In 2016, globalization and international trade were marked as the primary culprits in a world economy experiencing dynamic shifts. In the United States, Donald Trump’s surprise election as the country’s 45th president was in many ways a referendum against globalization. So, too, was Britain’s vote to leave the European Union.
Many of Trump’s most ardent supporters are working-class Americans whose jobs have been moved overseas. Similar sentiment supported the pro-leave vote in Britain. And Trump’s tough talk against trade deals such as the North American Free Trade Agreement, enacted in the 1990s, and the seemingly doomed Trans-Pacific Partnership galvanized millions of Americans whose job fortunes languished amid the post-crisis recovery. Trump is now promising to dispose of any deal that moves jobs overseas. He’s even said he would take a hard stance on technology companies like Apple Inc. to move their production back home.

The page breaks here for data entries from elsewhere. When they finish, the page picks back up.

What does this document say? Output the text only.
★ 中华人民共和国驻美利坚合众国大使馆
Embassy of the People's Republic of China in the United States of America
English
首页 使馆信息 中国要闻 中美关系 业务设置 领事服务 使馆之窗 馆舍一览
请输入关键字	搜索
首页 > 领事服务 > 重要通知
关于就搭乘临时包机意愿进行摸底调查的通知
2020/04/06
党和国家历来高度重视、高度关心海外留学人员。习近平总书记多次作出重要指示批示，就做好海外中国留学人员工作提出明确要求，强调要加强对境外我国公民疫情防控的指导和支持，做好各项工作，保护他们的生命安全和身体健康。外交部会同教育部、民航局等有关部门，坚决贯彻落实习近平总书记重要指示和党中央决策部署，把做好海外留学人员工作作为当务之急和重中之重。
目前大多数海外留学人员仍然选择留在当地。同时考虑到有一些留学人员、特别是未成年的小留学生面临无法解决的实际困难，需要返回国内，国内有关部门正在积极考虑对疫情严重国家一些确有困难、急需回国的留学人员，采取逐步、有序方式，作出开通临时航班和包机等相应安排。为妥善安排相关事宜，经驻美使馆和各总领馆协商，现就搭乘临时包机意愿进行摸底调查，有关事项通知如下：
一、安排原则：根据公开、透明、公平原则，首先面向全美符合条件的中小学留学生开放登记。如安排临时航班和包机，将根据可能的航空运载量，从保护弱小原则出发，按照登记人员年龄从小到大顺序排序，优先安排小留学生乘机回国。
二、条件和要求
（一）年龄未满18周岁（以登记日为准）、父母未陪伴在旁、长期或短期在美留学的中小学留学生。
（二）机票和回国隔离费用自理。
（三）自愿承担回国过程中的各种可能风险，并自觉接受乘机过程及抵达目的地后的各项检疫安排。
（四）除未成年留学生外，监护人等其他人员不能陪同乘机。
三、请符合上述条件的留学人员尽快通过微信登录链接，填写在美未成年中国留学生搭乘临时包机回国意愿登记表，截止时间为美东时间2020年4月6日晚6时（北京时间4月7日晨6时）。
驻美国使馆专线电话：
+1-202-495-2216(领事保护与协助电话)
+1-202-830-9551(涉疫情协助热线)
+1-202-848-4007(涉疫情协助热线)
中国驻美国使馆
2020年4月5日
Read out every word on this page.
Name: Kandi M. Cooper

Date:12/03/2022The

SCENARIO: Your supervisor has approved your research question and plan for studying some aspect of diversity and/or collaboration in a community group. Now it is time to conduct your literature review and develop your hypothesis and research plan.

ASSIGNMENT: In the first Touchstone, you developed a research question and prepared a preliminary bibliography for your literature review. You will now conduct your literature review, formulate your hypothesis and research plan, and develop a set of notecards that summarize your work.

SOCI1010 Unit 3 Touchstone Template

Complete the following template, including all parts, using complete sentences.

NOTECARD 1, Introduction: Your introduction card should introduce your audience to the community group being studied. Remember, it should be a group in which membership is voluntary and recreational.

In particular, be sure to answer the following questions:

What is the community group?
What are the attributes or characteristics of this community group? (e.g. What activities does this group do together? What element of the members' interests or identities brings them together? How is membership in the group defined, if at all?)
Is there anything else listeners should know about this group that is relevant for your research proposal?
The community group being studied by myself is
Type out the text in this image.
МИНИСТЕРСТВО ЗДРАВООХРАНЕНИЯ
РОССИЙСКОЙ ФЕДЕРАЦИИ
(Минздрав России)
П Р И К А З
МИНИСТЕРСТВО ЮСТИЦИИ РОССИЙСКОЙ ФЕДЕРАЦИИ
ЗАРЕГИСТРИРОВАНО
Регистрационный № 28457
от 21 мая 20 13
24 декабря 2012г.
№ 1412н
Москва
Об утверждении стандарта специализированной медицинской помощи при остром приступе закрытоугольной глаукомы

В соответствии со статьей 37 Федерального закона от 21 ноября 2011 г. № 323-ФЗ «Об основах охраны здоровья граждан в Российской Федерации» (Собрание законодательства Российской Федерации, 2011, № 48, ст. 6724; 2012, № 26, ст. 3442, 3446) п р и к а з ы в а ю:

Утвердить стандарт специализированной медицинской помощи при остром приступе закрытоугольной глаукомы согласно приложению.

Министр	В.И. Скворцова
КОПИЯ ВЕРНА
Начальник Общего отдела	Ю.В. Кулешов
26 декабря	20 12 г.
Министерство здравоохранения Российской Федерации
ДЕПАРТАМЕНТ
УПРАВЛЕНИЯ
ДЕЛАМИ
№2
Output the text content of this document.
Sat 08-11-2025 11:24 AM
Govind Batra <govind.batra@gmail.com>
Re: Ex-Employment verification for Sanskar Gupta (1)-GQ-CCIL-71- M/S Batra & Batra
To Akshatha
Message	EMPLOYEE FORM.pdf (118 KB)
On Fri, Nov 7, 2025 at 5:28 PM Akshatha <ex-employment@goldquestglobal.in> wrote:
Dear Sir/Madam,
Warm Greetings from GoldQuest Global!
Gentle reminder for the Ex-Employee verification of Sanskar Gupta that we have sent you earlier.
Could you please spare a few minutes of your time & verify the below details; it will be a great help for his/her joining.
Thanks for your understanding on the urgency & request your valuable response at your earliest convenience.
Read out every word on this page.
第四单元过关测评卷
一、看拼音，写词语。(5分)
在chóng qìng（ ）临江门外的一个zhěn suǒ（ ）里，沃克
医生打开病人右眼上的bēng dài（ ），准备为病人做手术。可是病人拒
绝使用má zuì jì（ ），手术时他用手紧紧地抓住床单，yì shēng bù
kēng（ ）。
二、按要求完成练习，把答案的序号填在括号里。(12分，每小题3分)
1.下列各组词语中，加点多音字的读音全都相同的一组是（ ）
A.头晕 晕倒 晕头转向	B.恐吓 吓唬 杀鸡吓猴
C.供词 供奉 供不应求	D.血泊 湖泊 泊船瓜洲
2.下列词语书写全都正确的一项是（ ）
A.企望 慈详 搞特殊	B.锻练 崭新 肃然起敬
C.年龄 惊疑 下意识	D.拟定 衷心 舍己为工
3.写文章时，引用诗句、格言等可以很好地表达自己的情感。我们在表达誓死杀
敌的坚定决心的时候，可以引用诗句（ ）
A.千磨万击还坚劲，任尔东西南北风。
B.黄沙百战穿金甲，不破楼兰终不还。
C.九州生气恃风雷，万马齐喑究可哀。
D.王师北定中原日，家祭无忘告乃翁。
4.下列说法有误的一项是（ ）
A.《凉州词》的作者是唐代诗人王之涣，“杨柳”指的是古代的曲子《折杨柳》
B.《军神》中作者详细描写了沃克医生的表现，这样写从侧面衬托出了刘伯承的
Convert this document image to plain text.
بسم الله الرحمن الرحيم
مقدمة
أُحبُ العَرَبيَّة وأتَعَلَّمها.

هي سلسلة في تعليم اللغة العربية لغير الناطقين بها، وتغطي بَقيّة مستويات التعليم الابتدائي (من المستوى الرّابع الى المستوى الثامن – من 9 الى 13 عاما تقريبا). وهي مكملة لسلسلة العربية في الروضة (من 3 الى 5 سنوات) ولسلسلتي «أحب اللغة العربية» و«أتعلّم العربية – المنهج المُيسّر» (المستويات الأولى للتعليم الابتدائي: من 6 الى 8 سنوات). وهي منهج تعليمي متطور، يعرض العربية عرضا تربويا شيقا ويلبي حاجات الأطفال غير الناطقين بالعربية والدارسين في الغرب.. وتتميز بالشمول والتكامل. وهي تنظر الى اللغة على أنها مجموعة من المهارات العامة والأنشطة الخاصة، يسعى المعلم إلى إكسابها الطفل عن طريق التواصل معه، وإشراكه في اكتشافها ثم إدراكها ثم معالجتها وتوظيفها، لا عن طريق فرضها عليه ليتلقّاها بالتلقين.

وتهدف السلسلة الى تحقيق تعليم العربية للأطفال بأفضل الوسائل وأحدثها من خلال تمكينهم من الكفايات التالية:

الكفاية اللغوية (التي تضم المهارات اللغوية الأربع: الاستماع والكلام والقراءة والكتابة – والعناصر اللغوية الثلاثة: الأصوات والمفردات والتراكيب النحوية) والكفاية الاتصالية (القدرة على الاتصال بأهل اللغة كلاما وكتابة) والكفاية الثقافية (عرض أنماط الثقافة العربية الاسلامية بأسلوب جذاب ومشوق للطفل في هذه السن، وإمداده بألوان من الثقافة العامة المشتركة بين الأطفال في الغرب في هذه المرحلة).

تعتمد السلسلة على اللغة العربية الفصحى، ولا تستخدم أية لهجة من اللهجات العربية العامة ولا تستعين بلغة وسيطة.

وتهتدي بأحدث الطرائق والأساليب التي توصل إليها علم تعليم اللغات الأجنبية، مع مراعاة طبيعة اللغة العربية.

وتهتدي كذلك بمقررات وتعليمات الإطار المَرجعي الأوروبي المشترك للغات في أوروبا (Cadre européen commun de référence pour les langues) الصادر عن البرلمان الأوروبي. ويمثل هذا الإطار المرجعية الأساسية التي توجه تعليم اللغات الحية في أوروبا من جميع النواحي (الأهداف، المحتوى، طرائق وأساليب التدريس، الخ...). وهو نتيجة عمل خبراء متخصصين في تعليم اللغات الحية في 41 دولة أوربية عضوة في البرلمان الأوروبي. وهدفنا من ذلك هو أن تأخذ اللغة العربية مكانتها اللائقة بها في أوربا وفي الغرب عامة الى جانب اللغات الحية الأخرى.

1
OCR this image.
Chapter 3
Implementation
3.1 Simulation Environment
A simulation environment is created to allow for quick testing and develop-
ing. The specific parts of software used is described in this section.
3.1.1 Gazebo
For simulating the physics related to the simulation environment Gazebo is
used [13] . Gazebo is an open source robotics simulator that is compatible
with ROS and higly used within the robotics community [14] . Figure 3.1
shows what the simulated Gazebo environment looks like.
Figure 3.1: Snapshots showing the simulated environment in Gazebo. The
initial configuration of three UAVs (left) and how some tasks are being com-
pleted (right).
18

But is globalization really the sole perpetrator of working-class decline? As our cover story shows, something else is at work. While many are quick to blame trade and globalization for the loss in the manufacturing sector, there is another, more dominant, force to be reckoned with: technology.
Independent research from the Brookings Institution, a Washington, D.C.-based think tank, shows that the predominant force behind the recent loss of manufacturing jobs has been technology, not globalization. As Mireya Solis, a Brookings foreign policy senior fellow, wrote in a recent policy brief, international trade has actually had a positive influence on U.S. job growth. What’s more, had the Trans-Pacific Partnership deal passed (at publication, all signs pointed to no), Solis noted that annual increases in real income for Americans were estimated to range from $57 billion to $131 billion by 2032. Meanwhile, Solis wrote that technological innovations such as robotics and 3-D printing, among others, have accounted for about 85 percent of the manufacturing job loss since 1980 by rendering most low-skilled factory jobs unnecessary.
Manufacturing isn’t the only industry that’s been dramatically reshaped at the helm of technology. Today’s technology boom is reminiscent of the Industrial Revolution, when the invention of steam power and the assembly line transformed the fabric of the global economy while also disrupting industries and norms. With the cost of producing the Ford Model T sliced dramatically at the hands of the assembly line, American culture evolved in lockstep with the proliferation of the automobile, creating whole new businesses and industries in the process. Steam power shrunk the time to move goods from one side of the country to the other, further speeding the pace of business.
Similarly, as our cover story shows, today’s emergent technologies — mobile connectivity, automation, artificial intelligence and robotics, to name a few — have already brought deep economic reverberations, with more on the horizon.
The spread of the mobile internet now provides knowledge workers constant connectivity, allowing them to complete work through virtual communication anytime, anywhere. Automation software can sift through complex data sets with minimal human intervention, thus alleviating workers from torturous busywork in favor of more strategic tasks. And artificial intelligence and robotics appear poised to replace even more routine, computational human tasks, threatening the loss of jobs even more.
Each of these developments influences the talent market. Emerging technologies will affect every industry. They will also influence the skills required to operate in the modern economy. This will change how executives make decisions — and alter the course of their leadership skill development to boot.
There’s no doubt that globalization and trade has had a seismic impact on the world economy. But the more pressing issue facing executives, as it pertains to their ability to attract, retain and develop talent, is how technology is continuing to transform the role humans play in global business and society. Ignoring it isn’t an option.